Australia—like Canada— has become such a ’ndrangheta colony that an independent Crimine has been established there, divided into six
mandamenti,
or districts, that coordinate directly with the Polsi Crimine, taking part in their decisions. Even the codes for affiliation and promotion to higher ranks have made their way to Australia. The illegal activities it engages in change over time, but the codes remain the same, regardless of where they are. Its strength, which allows it to take full advantage of globalization, rests on a double tie: on the one hand blood and homeland, on the other disciplined by immaterial bonds of rules and rites.

The ’ndrine began arriving in Australia, along with honest immigrants, in the early 1900s, then in earnest after World War II. They set about reinvesting dirty money from Italy in legal activities, and began cultivating cannabis, for which there was an endless amount of space, fertile terrain, and favorable climactic conditions. Then cocaine arrived, and all the families there—originally from Platì, and as well as from Sinopoli and Siderno, which are tied to the powerful Canadian branch—got in on the business.

Nicola Ciconte kept up his close contact with Vincenzo Barbieri, who, according to investigations, sent him another 500 kilos of cocaine, this time from Italy. But mostly he laundered money. For most of his life his official job has been as a broker, a financial broker. So Barbieri turned to him not only to get cocaine into the Southern Hemisphere, but also—and more important—money. Ciconte, who was not always
reliable, was another contact who often caused problems for U Ragioniere. But in the end he allegedly bounced the money through Hong Kong and some other offshore channels so as to launder and deposit it clean in Australian, and even New Zealand, banks. The Calabrian tree doesn’t seem to touch the minor Pacific islands. Maybe because there are so few banks there.

Vincenzo Barbieri was killed in March 2011, in a classic mafia ambush. A gray Audi A3 pulled up alongside him late one afternoon, right as he stepped out of a tobacco shop. Two killers, their faces covered, got out of the car and unloaded a 7.65 caliber and a sawed-off shotgun into him. The shotgun wasn’t to kill, but rather to tear the victim’s flesh apart in a sign of contempt.
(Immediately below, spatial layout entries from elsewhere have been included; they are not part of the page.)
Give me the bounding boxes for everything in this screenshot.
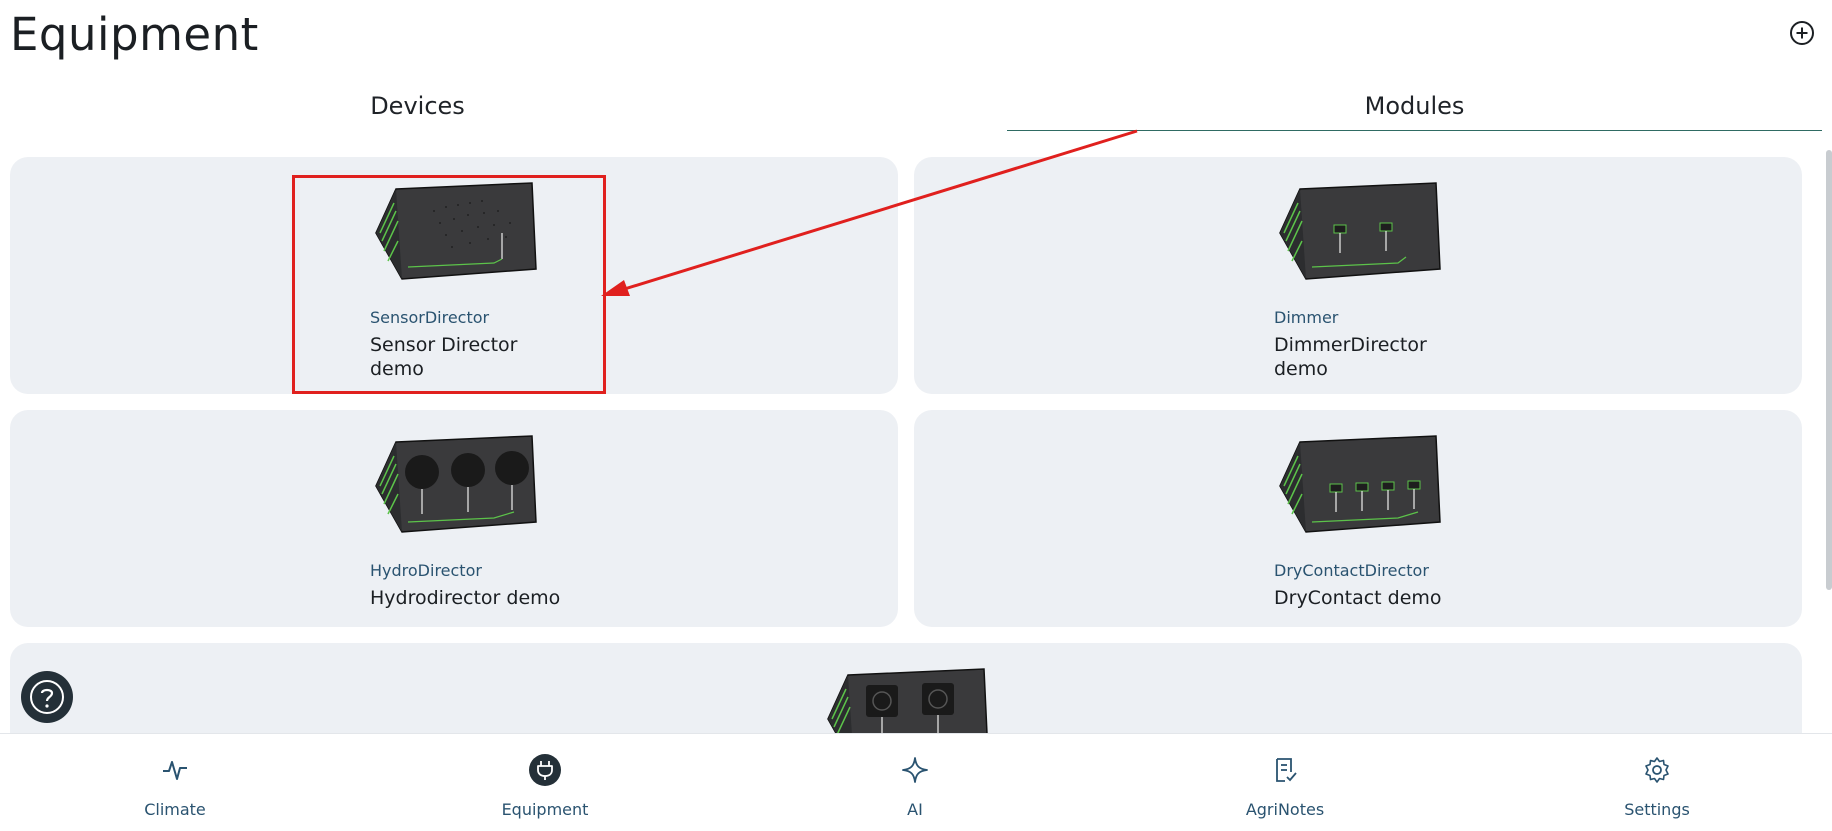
help-icon: [30, 680, 64, 714]
nav-item-climate[interactable]: Climate: [75, 734, 275, 831]
nav-label: Equipment: [501, 800, 589, 819]
nav-item-ai[interactable]: AI: [815, 734, 1015, 831]
device-type-label: Dimmer: [1274, 308, 1339, 327]
tab-modules[interactable]: Modules: [1007, 80, 1822, 132]
device-name-line1: DimmerDirector: [1274, 334, 1427, 356]
device-type-label: DryContactDirector: [1274, 561, 1429, 580]
nav-item-equipment[interactable]: Equipment: [445, 734, 645, 831]
device-card-dimmer[interactable]: Dimmer DimmerDirector demo: [914, 157, 1802, 394]
sparkle-icon: [899, 754, 931, 786]
add-equipment-button[interactable]: [1789, 20, 1815, 46]
tab-devices[interactable]: Devices: [10, 80, 825, 132]
device-type-label: HydroDirector: [370, 561, 482, 580]
nav-label: AI: [907, 800, 923, 819]
nav-item-agrinotes[interactable]: AgriNotes: [1185, 734, 1385, 831]
dimmer-director-device-image: [1279, 182, 1441, 280]
notes-check-icon: [1269, 754, 1301, 786]
nav-label: Climate: [144, 800, 206, 819]
equipment-tabs: Devices Modules: [0, 80, 1822, 132]
active-tab-indicator: [1007, 130, 1822, 131]
plug-icon: [529, 754, 561, 786]
annotation-highlight-box: [292, 175, 606, 394]
hydro-director-device-image: [375, 435, 537, 533]
pulse-icon: [159, 754, 191, 786]
device-name-line1: DryContact demo: [1274, 587, 1442, 609]
nav-label: Settings: [1624, 800, 1690, 819]
device-name-line2: demo: [1274, 358, 1328, 380]
device-name-line1: Hydrodirector demo: [370, 587, 561, 609]
scrollbar[interactable]: [1826, 150, 1832, 590]
page-title: Equipment: [10, 8, 259, 61]
device-card-drycontactdirector[interactable]: DryContactDirector DryContact demo: [914, 410, 1802, 627]
drycontact-director-device-image: [1279, 435, 1441, 533]
nav-item-settings[interactable]: Settings: [1557, 734, 1757, 831]
device-card-hydrodirector[interactable]: HydroDirector Hydrodirector demo: [10, 410, 898, 627]
nav-label: AgriNotes: [1245, 800, 1325, 819]
help-button[interactable]: [21, 671, 73, 723]
gear-icon: [1641, 754, 1673, 786]
bottom-navigation: Climate Equipment AI AgriNotes Settings: [0, 733, 1832, 831]
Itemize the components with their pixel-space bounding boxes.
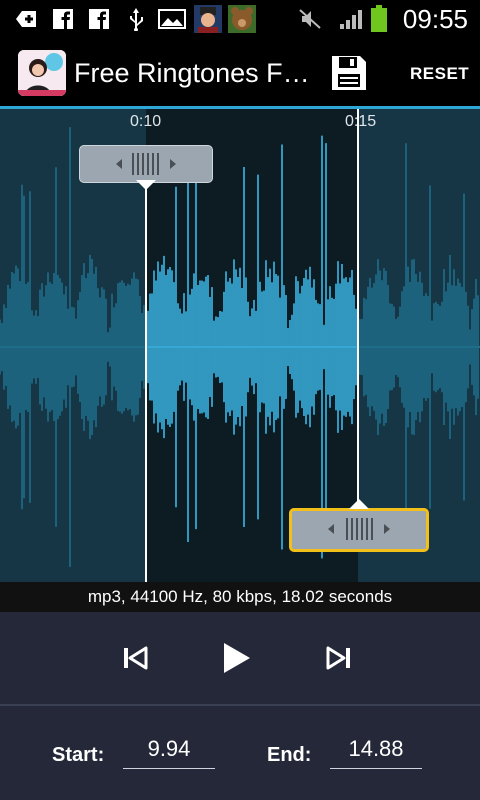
start-field[interactable]: 9.94 <box>123 736 215 769</box>
drag-grip-icon <box>328 518 390 540</box>
skip-next-icon[interactable] <box>320 640 356 676</box>
clock: 09:55 <box>402 4 468 34</box>
end-field[interactable]: 14.88 <box>330 736 422 769</box>
reset-button[interactable]: RESET <box>410 64 469 84</box>
end-label: End: <box>267 744 312 766</box>
start-marker-handle[interactable] <box>79 145 213 190</box>
play-icon[interactable] <box>216 638 256 678</box>
end-marker-handle[interactable] <box>289 499 429 552</box>
add-icon <box>16 11 36 27</box>
save-icon[interactable] <box>330 54 368 92</box>
game-avatar-icon <box>194 5 222 33</box>
time-marker-label: 0:15 <box>345 113 377 130</box>
start-marker-line <box>145 167 147 582</box>
file-info: mp3, 44100 Hz, 80 kbps, 18.02 seconds <box>0 582 480 612</box>
bear-avatar-icon <box>228 5 256 33</box>
app-logo-icon[interactable] <box>18 50 66 96</box>
facebook-icon <box>89 9 109 29</box>
selection-fields: Start: 9.94 End: 14.88 <box>0 706 480 800</box>
time-marker-label: 0:10 <box>130 113 162 130</box>
usb-icon <box>130 8 143 31</box>
signal-icon <box>340 10 362 29</box>
status-bar: 09:55 <box>0 0 480 38</box>
marker-pointer-icon <box>136 180 156 190</box>
playback-controls <box>0 612 480 704</box>
mute-icon <box>299 9 321 29</box>
skip-previous-icon[interactable] <box>118 640 154 676</box>
drag-grip-icon <box>116 153 176 175</box>
end-marker-line <box>357 109 359 509</box>
start-label: Start: <box>52 744 105 766</box>
app-title: Free Ringtones F… <box>74 58 310 88</box>
action-bar: Free Ringtones F… RESET <box>0 38 480 108</box>
facebook-icon <box>53 9 73 29</box>
marker-pointer-icon <box>349 499 369 509</box>
image-icon <box>158 9 186 29</box>
waveform-view[interactable]: 0:10 0:15 <box>0 109 480 582</box>
battery-icon <box>371 5 387 32</box>
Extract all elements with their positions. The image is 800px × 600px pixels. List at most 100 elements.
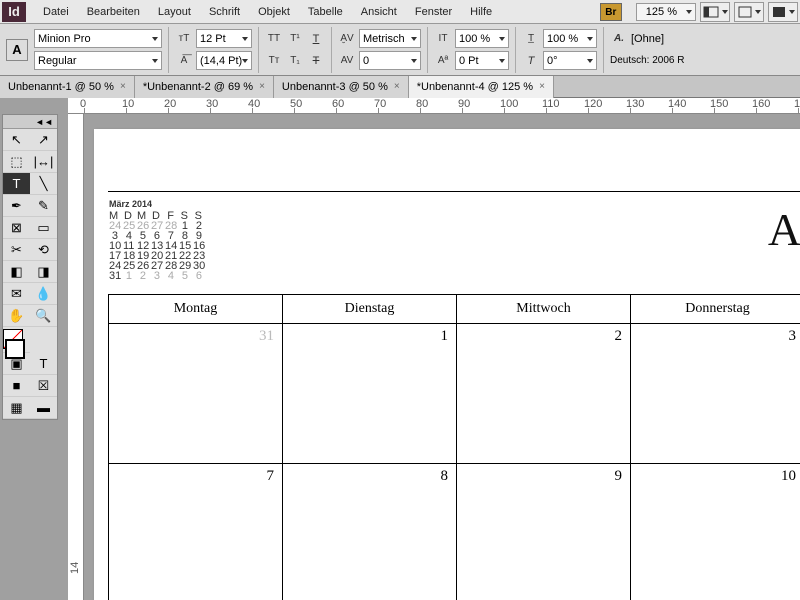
superscript-icon[interactable]: T¹ [286,30,304,48]
skew-icon: T [522,52,540,70]
calendar-header: Donnerstag [631,295,800,324]
menu-bearbeiten[interactable]: Bearbeiten [78,0,149,24]
underline-icon[interactable]: T [307,30,325,48]
calendar-cell: 9 [457,464,631,600]
menu-schrift[interactable]: Schrift [200,0,249,24]
menu-layout[interactable]: Layout [149,0,200,24]
baseline-input[interactable]: 0 Pt [455,51,509,70]
menu-datei[interactable]: Datei [34,0,78,24]
font-size-input[interactable]: 12 Pt [196,29,252,48]
tab-close-icon[interactable]: × [394,76,400,98]
calendar-cell: 2 [457,324,631,464]
menu-fenster[interactable]: Fenster [406,0,461,24]
baseline-icon: Aª [434,52,452,70]
vscale-input[interactable]: 100 % [455,29,509,48]
page-tool[interactable]: ⬚ [3,151,30,173]
gradient-feather-tool[interactable]: ◨ [30,261,57,283]
control-bar: A Minion Pro Regular тT12 Pt A͞(14,4 Pt)… [0,24,800,76]
menu-hilfe[interactable]: Hilfe [461,0,501,24]
menu-bar: Id DateiBearbeitenLayoutSchriftObjektTab… [0,0,800,24]
bridge-icon[interactable]: Br [600,3,622,21]
language-label: Deutsch: 2006 R [610,55,685,66]
line-tool[interactable]: ╲ [30,173,57,195]
rectangle-tool[interactable]: ▭ [30,217,57,239]
gradient-swatch-tool[interactable]: ◧ [3,261,30,283]
apply-none-icon[interactable]: ☒ [30,375,57,397]
font-family-select[interactable]: Minion Pro [34,29,162,48]
hscale-input[interactable]: 100 % [543,29,597,48]
menu-tabelle[interactable]: Tabelle [299,0,352,24]
normal-view-icon[interactable]: ▦ [3,397,30,419]
zoom-select[interactable]: 125 % [636,3,696,21]
charstyle-icon: A. [610,30,628,48]
tracking-input[interactable]: 0 [359,51,421,70]
scissors-tool[interactable]: ✂ [3,239,30,261]
font-style-select[interactable]: Regular [34,51,162,70]
leading-input[interactable]: (14,4 Pt) [196,51,252,70]
pen-tool[interactable]: ✒ [3,195,30,217]
preview-view-icon[interactable]: ▬ [30,397,57,419]
calendar-cell: 1 [283,324,457,464]
app-logo-icon: Id [2,2,26,22]
arrange-icon[interactable] [768,2,798,22]
type-tool[interactable]: T [3,173,30,195]
note-tool[interactable]: ✉ [3,283,30,305]
subscript-icon[interactable]: T₁ [286,52,304,70]
kerning-input[interactable]: Metrisch [359,29,421,48]
allcaps-icon[interactable]: TT [265,30,283,48]
pencil-tool[interactable]: ✎ [30,195,57,217]
calendar-cell: 8 [283,464,457,600]
skew-input[interactable]: 0° [543,51,597,70]
horizontal-ruler: 0102030405060708090100110120130140150160… [68,98,800,114]
fill-stroke-swatch[interactable] [3,327,30,353]
document-tab[interactable]: Unbenannt-1 @ 50 %× [0,76,135,98]
calendar-header: Montag [109,295,283,324]
strike-icon[interactable]: T [307,52,325,70]
toolbox-collapse-icon[interactable]: ◄◄ [3,115,57,129]
zoom-tool[interactable]: 🔍 [30,305,57,327]
calendar-cell: 3 [631,324,800,464]
vscale-icon: IT [434,30,452,48]
calendar-table: MontagDienstagMittwochDonnerstag 31123 789… [108,294,800,600]
direct-selection-tool[interactable]: ↗ [30,129,57,151]
eyedropper-tool[interactable]: 💧 [30,283,57,305]
view-mode-icon[interactable] [700,2,730,22]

They shot him in the head and got back in the car, the motor still running. Panicked shopkeepers lowered their shutters; passersby ducked into coffee shops as much to avoid the danger of seeing too much as to escape the shooting. A well-oiled response, a primitive instinct, even though there hadn’t been any executions in San Calogero for quite a while. Barbieri hadn’t lived there for years, yet they killed him in the center of his hometown, right in those narrow, twisting alleyways, without worrying about the people on the street or the video cameras trained on them. The burned-out car was found four days later, a few miles away.

Who wanted Barbieri dead? Or who more than anybody else? Why right then? For the ’ndrangheta, U Ragioniere had committed plenty of errors. Cocaine importation, through Fuduli and his companies, had already been marred by fuckups and foul play. But whenever possible, “men of honor” prefer to solve conflicts with money, which is much quieter and more useful than lead. The answer lies in Barbieri’s expansion, with the help of his accomplice Francesco “Fatty” Ventrici, into another wealthy region in northern Italy, the Emilia Romagna.